I received this galley in consideration for an honest review.
by Katie CoyleSeries: Vivian Apple #1
Published by Houghton Mifflin Harcourt on January 6, 2015
Genres: Young Adult, Post-Apocalyptic
Goodreads
Seventeen-year-old Vivian Apple never believed in the evangelical Church of America, unlike her recently devout parents. But when Vivian returns home the night after the supposed "Rapture," all that’s left of her parents are two holes in the roof. Suddenly, she doesn't know who or what to believe. With her best friend Harp and a mysterious ally, Peter, Vivian embarks on a desperate cross-country roadtrip through a paranoid and panic-stricken America to find answers. Because at the end of the world, Vivan Apple isn't looking for a savior. She's looking for the truth.

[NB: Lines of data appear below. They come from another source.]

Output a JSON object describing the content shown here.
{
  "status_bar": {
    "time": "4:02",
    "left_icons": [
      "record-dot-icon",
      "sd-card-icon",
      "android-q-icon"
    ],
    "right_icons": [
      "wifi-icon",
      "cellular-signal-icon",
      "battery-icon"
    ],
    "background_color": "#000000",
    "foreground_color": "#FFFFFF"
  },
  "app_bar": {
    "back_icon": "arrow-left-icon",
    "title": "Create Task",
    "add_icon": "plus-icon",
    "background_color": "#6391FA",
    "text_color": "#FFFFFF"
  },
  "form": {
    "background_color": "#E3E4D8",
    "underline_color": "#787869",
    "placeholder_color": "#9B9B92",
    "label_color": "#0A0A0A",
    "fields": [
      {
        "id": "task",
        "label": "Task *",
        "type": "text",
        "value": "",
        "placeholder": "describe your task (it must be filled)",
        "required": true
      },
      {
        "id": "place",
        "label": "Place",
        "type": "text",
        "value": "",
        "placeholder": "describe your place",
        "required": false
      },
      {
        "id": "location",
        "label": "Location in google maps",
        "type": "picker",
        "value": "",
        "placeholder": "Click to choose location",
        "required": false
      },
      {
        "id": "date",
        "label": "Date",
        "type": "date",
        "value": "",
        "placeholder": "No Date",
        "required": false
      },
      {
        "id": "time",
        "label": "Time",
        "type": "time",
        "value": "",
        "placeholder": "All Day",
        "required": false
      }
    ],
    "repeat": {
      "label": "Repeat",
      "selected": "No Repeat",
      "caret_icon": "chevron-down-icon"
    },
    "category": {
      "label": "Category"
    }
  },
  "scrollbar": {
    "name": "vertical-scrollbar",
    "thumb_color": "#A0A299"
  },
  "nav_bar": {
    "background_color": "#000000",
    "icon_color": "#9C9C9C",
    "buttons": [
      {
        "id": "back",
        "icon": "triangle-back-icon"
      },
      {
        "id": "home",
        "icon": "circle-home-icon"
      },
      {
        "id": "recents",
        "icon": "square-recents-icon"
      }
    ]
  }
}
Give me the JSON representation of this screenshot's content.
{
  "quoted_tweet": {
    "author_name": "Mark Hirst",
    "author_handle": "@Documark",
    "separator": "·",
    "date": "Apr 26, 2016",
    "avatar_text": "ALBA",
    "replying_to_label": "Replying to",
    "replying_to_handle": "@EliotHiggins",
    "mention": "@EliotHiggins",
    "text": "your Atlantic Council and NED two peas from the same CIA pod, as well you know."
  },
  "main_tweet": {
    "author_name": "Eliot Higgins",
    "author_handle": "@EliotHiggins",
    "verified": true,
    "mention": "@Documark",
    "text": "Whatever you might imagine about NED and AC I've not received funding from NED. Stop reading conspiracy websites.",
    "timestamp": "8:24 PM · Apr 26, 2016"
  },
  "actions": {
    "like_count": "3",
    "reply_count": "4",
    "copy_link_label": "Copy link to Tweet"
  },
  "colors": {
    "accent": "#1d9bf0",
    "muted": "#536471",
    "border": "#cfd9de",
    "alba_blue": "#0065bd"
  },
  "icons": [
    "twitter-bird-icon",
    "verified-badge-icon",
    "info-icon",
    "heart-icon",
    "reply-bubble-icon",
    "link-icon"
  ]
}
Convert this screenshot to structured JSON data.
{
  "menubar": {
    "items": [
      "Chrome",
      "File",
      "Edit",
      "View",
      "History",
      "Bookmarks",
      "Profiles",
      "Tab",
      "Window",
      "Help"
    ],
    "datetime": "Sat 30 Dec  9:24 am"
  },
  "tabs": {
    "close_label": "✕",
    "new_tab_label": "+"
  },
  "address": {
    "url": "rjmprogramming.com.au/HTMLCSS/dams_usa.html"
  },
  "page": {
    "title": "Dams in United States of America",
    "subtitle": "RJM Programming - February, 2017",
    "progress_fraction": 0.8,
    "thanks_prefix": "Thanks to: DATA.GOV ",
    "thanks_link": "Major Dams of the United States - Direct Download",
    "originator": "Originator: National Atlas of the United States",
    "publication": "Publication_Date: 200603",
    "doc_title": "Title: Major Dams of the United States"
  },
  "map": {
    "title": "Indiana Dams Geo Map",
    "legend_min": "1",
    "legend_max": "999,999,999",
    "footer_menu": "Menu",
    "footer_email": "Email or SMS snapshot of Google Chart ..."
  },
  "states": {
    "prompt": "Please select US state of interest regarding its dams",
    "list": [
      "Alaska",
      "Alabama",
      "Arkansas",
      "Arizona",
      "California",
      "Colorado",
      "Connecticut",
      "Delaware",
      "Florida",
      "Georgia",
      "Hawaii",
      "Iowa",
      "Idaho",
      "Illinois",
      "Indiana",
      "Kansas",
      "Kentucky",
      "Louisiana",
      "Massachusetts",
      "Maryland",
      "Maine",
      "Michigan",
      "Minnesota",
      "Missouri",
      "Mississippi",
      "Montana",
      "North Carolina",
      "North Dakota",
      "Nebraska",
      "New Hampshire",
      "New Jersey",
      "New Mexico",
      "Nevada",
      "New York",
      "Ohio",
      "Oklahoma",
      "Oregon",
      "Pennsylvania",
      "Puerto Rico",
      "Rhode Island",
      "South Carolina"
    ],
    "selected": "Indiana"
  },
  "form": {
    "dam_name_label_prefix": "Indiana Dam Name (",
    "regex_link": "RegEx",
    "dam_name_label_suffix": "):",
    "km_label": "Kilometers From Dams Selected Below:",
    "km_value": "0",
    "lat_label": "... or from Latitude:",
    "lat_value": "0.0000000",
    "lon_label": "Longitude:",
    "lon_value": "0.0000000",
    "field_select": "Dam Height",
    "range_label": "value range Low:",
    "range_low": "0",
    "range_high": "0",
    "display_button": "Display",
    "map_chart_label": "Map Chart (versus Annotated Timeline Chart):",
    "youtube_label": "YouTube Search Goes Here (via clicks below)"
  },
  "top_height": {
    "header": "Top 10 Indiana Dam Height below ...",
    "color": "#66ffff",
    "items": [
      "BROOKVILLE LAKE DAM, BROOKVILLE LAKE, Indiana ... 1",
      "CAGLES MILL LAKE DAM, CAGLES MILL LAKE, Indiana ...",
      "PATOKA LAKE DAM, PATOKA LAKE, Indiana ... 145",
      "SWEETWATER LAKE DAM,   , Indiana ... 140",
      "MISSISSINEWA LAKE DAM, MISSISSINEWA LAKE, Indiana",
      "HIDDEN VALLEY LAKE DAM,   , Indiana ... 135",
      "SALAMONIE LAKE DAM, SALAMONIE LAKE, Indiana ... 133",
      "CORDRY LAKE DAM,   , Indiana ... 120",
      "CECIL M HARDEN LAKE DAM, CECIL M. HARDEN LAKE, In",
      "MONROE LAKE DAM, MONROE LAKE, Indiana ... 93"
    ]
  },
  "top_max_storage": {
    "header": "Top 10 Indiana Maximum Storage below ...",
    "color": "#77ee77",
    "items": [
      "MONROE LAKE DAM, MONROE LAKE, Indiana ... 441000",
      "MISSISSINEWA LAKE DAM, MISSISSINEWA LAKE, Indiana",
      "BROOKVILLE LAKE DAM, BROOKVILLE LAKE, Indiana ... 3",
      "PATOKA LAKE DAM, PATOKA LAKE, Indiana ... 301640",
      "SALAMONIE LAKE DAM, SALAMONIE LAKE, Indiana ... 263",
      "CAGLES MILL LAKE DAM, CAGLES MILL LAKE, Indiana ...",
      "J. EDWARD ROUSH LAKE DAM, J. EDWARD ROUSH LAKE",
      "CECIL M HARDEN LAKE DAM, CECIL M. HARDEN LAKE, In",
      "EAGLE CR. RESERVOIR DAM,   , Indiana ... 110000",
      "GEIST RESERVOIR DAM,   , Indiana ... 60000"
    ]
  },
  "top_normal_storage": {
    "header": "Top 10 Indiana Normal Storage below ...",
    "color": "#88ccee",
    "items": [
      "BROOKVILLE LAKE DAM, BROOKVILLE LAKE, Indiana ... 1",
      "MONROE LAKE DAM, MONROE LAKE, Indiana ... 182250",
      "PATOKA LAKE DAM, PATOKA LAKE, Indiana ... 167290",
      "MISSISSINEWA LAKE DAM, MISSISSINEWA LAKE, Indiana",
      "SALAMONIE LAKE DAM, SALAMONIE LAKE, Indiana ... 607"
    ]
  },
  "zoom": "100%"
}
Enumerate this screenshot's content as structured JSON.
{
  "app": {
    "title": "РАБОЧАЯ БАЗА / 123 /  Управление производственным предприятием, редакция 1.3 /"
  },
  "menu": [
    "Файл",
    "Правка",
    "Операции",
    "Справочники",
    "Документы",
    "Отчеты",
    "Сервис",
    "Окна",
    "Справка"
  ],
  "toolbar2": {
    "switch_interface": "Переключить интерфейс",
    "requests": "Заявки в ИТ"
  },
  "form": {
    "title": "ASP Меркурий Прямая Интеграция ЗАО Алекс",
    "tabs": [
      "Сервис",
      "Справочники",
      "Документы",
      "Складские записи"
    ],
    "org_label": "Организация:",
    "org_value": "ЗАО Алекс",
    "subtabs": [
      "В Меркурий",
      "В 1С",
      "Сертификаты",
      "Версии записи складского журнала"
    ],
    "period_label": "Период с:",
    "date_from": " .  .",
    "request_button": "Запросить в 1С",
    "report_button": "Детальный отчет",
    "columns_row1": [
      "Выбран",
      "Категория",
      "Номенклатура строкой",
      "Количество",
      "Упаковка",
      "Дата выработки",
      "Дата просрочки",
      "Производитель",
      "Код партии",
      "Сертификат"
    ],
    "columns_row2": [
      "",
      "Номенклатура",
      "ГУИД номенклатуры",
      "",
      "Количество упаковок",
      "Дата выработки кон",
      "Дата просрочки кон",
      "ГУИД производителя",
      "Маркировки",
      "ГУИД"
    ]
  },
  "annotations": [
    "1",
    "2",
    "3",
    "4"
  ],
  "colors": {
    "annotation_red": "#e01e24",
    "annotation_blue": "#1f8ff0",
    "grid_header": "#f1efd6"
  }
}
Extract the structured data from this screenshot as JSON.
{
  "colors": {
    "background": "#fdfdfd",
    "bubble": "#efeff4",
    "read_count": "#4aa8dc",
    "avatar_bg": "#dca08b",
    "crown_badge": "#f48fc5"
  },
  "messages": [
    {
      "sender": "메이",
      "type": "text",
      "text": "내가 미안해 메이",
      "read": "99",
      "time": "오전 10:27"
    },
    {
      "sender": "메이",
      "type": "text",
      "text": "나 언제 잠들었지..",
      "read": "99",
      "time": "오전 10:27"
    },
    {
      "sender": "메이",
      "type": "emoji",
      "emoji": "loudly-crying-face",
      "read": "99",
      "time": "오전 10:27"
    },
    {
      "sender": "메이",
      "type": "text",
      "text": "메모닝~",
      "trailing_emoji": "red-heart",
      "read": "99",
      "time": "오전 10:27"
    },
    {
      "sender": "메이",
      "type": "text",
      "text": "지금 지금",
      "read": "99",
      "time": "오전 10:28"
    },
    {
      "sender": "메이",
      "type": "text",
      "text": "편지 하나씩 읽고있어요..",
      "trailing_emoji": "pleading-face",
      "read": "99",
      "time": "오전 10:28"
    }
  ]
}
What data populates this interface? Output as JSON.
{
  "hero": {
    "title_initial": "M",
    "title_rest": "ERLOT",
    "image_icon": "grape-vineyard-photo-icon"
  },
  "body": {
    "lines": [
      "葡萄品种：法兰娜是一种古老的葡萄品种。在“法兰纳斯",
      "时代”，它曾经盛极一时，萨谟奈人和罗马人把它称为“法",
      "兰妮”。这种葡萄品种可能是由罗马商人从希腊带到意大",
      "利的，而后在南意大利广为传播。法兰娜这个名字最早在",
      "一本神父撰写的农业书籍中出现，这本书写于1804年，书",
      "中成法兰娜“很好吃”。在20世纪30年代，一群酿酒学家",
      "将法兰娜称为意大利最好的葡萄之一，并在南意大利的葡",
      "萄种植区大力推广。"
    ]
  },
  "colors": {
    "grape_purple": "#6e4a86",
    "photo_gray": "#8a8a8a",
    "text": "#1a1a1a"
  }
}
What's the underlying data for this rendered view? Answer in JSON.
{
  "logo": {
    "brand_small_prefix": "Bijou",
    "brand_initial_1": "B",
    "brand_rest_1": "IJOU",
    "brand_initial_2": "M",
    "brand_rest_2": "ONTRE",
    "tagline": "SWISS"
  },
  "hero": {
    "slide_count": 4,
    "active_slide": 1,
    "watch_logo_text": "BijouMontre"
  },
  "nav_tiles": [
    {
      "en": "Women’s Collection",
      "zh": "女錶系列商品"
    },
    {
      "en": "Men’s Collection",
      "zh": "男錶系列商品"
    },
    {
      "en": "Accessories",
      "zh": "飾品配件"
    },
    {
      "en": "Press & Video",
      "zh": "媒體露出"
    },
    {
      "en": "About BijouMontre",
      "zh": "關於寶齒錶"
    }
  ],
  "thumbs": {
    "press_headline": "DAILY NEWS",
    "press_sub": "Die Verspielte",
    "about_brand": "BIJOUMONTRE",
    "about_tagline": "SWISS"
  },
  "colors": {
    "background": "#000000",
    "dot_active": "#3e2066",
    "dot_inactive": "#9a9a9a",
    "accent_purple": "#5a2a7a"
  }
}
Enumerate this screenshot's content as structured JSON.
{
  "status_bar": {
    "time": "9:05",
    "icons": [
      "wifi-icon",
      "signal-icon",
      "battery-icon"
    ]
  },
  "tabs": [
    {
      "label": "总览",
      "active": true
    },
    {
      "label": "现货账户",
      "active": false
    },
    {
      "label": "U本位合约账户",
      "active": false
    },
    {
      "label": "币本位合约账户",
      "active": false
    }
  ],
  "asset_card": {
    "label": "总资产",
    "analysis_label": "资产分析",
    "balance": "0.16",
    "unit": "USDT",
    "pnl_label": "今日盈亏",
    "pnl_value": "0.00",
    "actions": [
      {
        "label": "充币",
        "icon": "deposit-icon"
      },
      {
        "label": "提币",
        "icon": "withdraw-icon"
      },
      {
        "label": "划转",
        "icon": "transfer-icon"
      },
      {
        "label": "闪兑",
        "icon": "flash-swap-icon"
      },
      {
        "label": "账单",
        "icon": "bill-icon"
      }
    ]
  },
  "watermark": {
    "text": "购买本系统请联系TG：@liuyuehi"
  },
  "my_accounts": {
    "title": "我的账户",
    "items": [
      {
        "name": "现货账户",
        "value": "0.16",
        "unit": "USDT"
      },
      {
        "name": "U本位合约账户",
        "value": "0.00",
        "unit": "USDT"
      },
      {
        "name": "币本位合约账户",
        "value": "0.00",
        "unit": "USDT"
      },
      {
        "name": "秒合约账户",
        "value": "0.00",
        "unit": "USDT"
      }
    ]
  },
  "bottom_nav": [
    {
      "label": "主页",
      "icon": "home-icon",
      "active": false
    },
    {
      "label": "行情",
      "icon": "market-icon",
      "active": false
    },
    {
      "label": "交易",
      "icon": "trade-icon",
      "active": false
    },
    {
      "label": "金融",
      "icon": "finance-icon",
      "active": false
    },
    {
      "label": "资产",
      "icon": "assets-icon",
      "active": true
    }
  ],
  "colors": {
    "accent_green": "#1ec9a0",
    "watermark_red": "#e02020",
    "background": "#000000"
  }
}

When I was at the Texas Library Association convention last year, I asked the rep at the HMH booth which book she was most excited about and she handed me Vivian Apple. I thought it was going to be another YA contemporary about a teen questioning her faith, and perhaps there was an element of that here, but it was also a lot more. Vivian Apple is a good girl. She is smart, well behaved, and not at all interested in joining her parents as members of the Evangelical Church of America. This new religion that almost everyone follows, lead by a man named Frick, seemed like one that worships all the worst of what we sometimes see in the US; consumerism, sexism, and small-minded thinking, with product tie-ins that would make any marketing expert weep with joy. With things like “The Parable of the Starbucks” and religious branded food items, this religion could have been a part of Idiocracy, with its over the top leader and ultra violent return to a set of values set forth in the religion’s own bible. It would have been easy for this book to turn into a commentary about organized religion, but I really didn’t get that feeling from it at all. If anything, it was a story about how we shouldn’t assume that people are good, bad, or unchangeable, no matter what they believe. We should see individuals, not groups. Vivian Apple At The End Of The World is very much a story about resilience. Vivian really felt as if she lost her parents before they disappeared and as she learns more and more about who they were, I think she felt even more separated from them. Her faith grew, but it was faith in herself and in the people she came to think of as family, and while that sounds trite, it didn’t read that way.
The star of the show, in many ways, was Vivian’s friend, Harp. The snarky sidekick character is nothing new, especially in YA, but somehow Harp becomes more than that and escapes a fate as the comic relief or The Fool. She is as vulnerable and screwed up as everyone else, and the manifestation of her own confusion about everything that happens enhances Vivian’s development, even when Harp does and says things that are hard to understand. Perhaps especially at those times. Peter, their somewhat mysterious new friend provided a voice of reason, and a little romance, although romance was not the focus of this story. Most importantly, though, I really liked Vivian. She was not the girl turned her by suddenly realizing she could kick ass, she was the girl who longed for her family and for normalcy, but was able to find a place within herself that kept her going on the weirdest pseudo-apocalyptic road trip ever. Even in her fiercest moments, she was torn between doing the necessary thing and doing the safe thing. That made her very relatable to me. It was refreshing to see a transformation that really and truly felt like a hard-won, well-earned crash course in growing up. It wasn’t a perfect book, but it is one that has really stayed with me and with the insane twists at the end, I am very glad that it is a part of a series.
The blurb sounds amazing, and I’ve been hearing good things about this book – it’s all over Tumblr. Lovely review – definitely moving it to the top of my TBR pile!
this one is new to me and it sounds really good. I am so glad you liked it.
I stalked this book all over BEA and didn’t get a copy. But my library has the e-book and I requested it 🙂
Jen @ YA Romantics
This one was not on my radar at all actually. But it sounds really interesting and I do like snarky sidekicks and a story that really stays with you. Great Review!